Nutrient of the Week: Vitamin C from Oranges
I’m guessing that you already know about getting vitamin C from oranges. Do you also know that kiwi, red pepper and broccoli are good sources of vitamin C? How about strawberries, cabbage and brussels sprouts? There are many fruits and vegetables which provide vitamin C, which is a good thing since it is an essential dietary nutrient (we are not able to make it, and must have a regular source of vitamin C in our diet).
Vitamin C helps us make collagen which is important for connective tissue and is needed for wound healing. It’s also involved in the production of certain neurotransmitters, which provide signalling from nerve cells to other cells. Vitamin C also helps with protein metabolism, serves as an antioxidant and can help prevent scurvy. You remember scurvy…it’s the condition that sailors used to get on long ocean journeys back in days of yore.
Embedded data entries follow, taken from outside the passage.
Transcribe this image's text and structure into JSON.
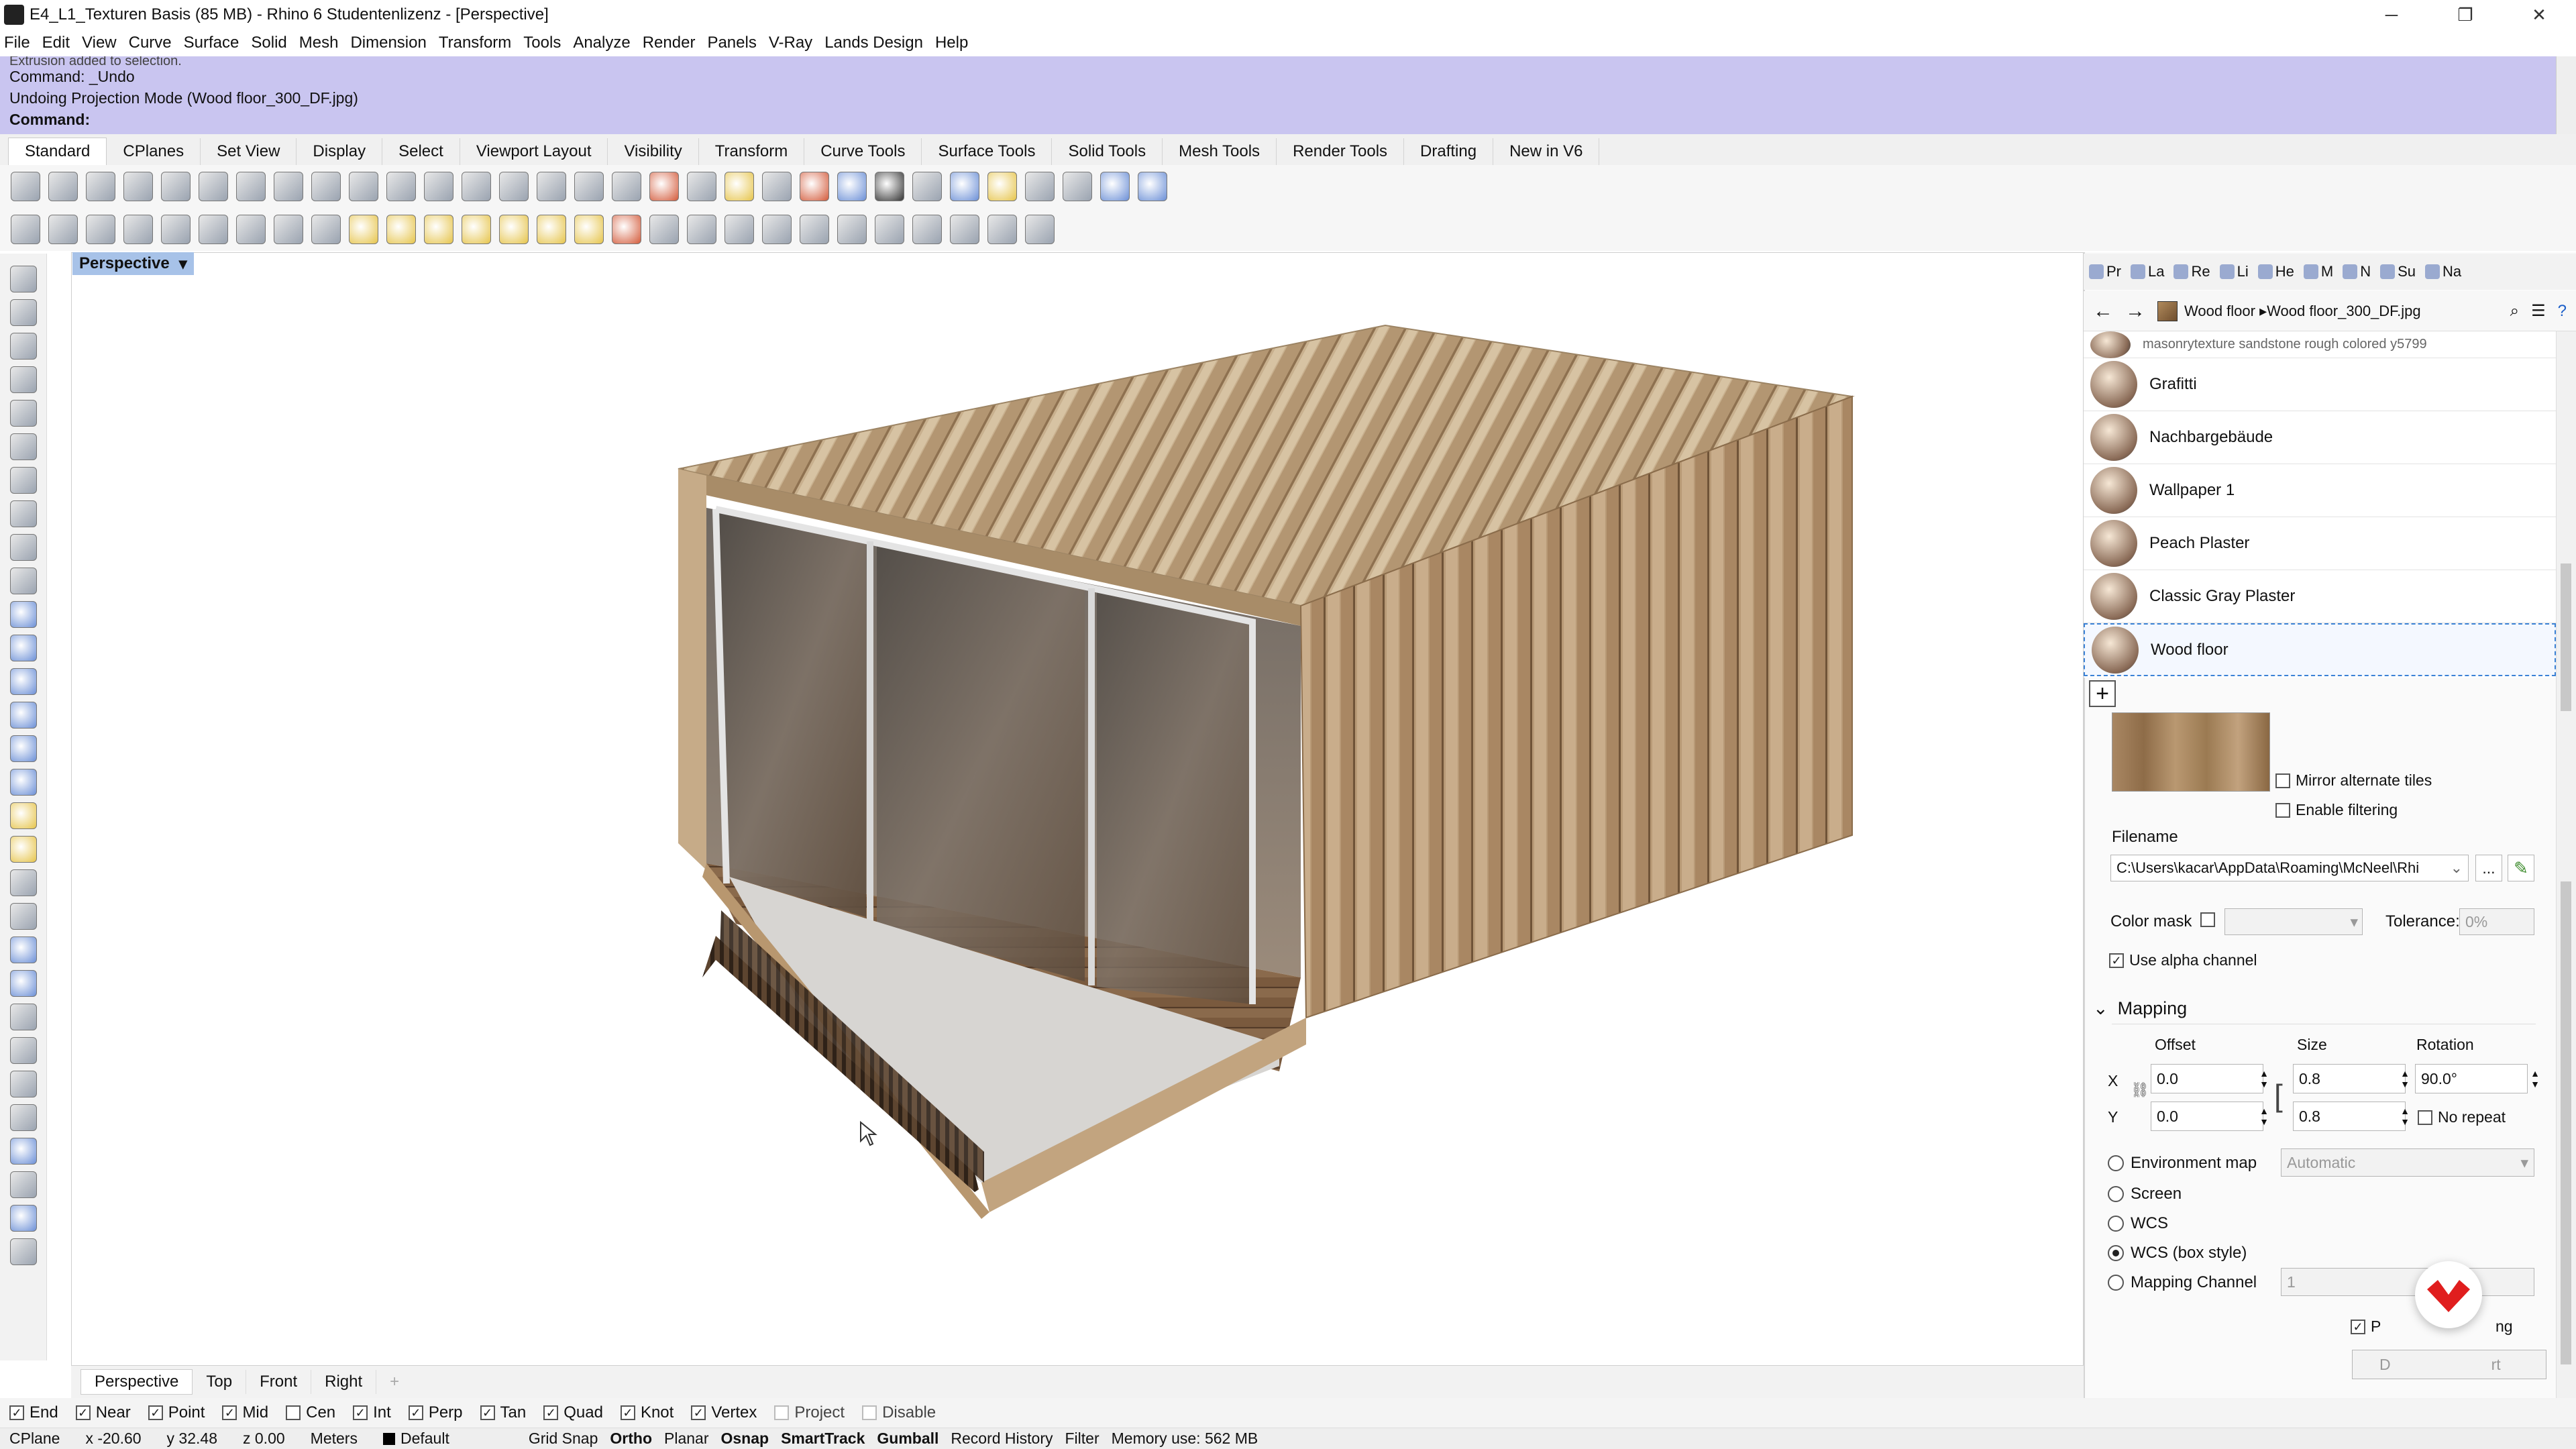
{
  "window": {
    "title": "E4_L1_Texturen Basis (85 MB) - Rhino 6 Studentenlizenz - [Perspective]",
    "buttons": [
      "─",
      "❐",
      "✕"
    ]
  },
  "menu": [
    "File",
    "Edit",
    "View",
    "Curve",
    "Surface",
    "Solid",
    "Mesh",
    "Dimension",
    "Transform",
    "Tools",
    "Analyze",
    "Render",
    "Panels",
    "V-Ray",
    "Lands Design",
    "Help"
  ],
  "command": {
    "line0": "Extrusion added to selection.",
    "line1": "Command: _Undo",
    "line2": "Undoing Projection Mode (Wood floor_300_DF.jpg)",
    "prompt": "Command:"
  },
  "toolbar_tabs": [
    "Standard",
    "CPlanes",
    "Set View",
    "Display",
    "Select",
    "Viewport Layout",
    "Visibility",
    "Transform",
    "Curve Tools",
    "Surface Tools",
    "Solid Tools",
    "Mesh Tools",
    "Render Tools",
    "Drafting",
    "New in V6"
  ],
  "viewport": {
    "label": "Perspective",
    "dropdown": "▾",
    "tabs": [
      "Perspective",
      "Top",
      "Front",
      "Right"
    ],
    "add_tab": "+"
  },
  "snaps": [
    {
      "label": "End",
      "checked": true
    },
    {
      "label": "Near",
      "checked": true
    },
    {
      "label": "Point",
      "checked": true
    },
    {
      "label": "Mid",
      "checked": true
    },
    {
      "label": "Cen",
      "checked": false
    },
    {
      "label": "Int",
      "checked": true
    },
    {
      "label": "Perp",
      "checked": true
    },
    {
      "label": "Tan",
      "checked": true
    },
    {
      "label": "Quad",
      "checked": true
    },
    {
      "label": "Knot",
      "checked": true
    },
    {
      "label": "Vertex",
      "checked": true
    },
    {
      "label": "Project",
      "checked": false
    },
    {
      "label": "Disable",
      "checked": false
    }
  ],
  "status": {
    "cplane": "CPlane",
    "x": "x -20.60",
    "y": "y 32.48",
    "z": "z 0.00",
    "units": "Meters",
    "layer": "Default",
    "modes": [
      "Grid Snap",
      "Ortho",
      "Planar",
      "Osnap",
      "SmartTrack",
      "Gumball",
      "Record History",
      "Filter"
    ],
    "memory": "Memory use: 562 MB"
  },
  "panel": {
    "tabs": [
      "Pr",
      "La",
      "Re",
      "Li",
      "He",
      "M",
      "N",
      "Su",
      "Na"
    ],
    "breadcrumb": "Wood floor ▸Wood floor_300_DF.jpg",
    "materials": [
      {
        "name": "masonrytexture sandstone rough colored y5799",
        "partial": true
      },
      {
        "name": "Grafitti"
      },
      {
        "name": "Nachbargebäude"
      },
      {
        "name": "Wallpaper 1"
      },
      {
        "name": "Peach Plaster"
      },
      {
        "name": "Classic Gray Plaster"
      },
      {
        "name": "Wood floor",
        "selected": true
      }
    ],
    "add": "+",
    "mirror_label": "Mirror alternate tiles",
    "filtering_label": "Enable filtering",
    "filename_label": "Filename",
    "filename_value": "C:\\Users\\kacar\\AppData\\Roaming\\McNeel\\Rhi",
    "browse": "...",
    "colormask_label": "Color mask",
    "tolerance_label": "Tolerance:",
    "tolerance_value": "0%",
    "alpha_label": "Use alpha channel",
    "mapping_title": "Mapping",
    "offset_label": "Offset",
    "size_label": "Size",
    "rotation_label": "Rotation",
    "x_label": "X",
    "y_label": "Y",
    "offset_x": "0.0",
    "offset_y": "0.0",
    "size_x": "0.8",
    "size_y": "0.8",
    "rotation": "90.0°",
    "norepeat_label": "No repeat",
    "envmap_label": "Environment map",
    "envmap_value": "Automatic",
    "screen_label": "Screen",
    "wcs_label": "WCS",
    "wcsbox_label": "WCS (box style)",
    "channel_label": "Mapping Channel",
    "channel_value": "1",
    "partial_p": "P",
    "partial_ng": "ng",
    "partial_d": "D",
    "partial_rt": "rt"
  },
  "colors": {
    "command_bg": "#c9c5f0",
    "viewport_label_bg": "#a7c2e8",
    "selection": "#3b82d6",
    "logo_red": "#e01e1e"
  }
}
If you want to learn more about Vitamin C, take a look at Vitamin C: Quick Facts from the Office of Dietary Supplements, which is part of the National Institutes of Health.
Vitamin C is one of the water-soluble vitamins, and the recommended daily amounts are 90 mg per day for adult men and 75 mg per day for adult women. Too much vitamin C can cause diarrhea, nausea and stomach cramps. According to the USDA National Nutrient Database, one cup of raw red cabbage provides about 40 mg of vitamin C, one cup of raw broccoli provides 78 mg of vitamin C, and an orange provides around 70 mg of vitamin C. So, if you eat enough fruits and vegetables as part of your daily diet, it should not be difficult to meet your daily need for vitamin C. Also, don’t forget — adding a little vitamin C to your spinach helps with absorption of nonheme iron.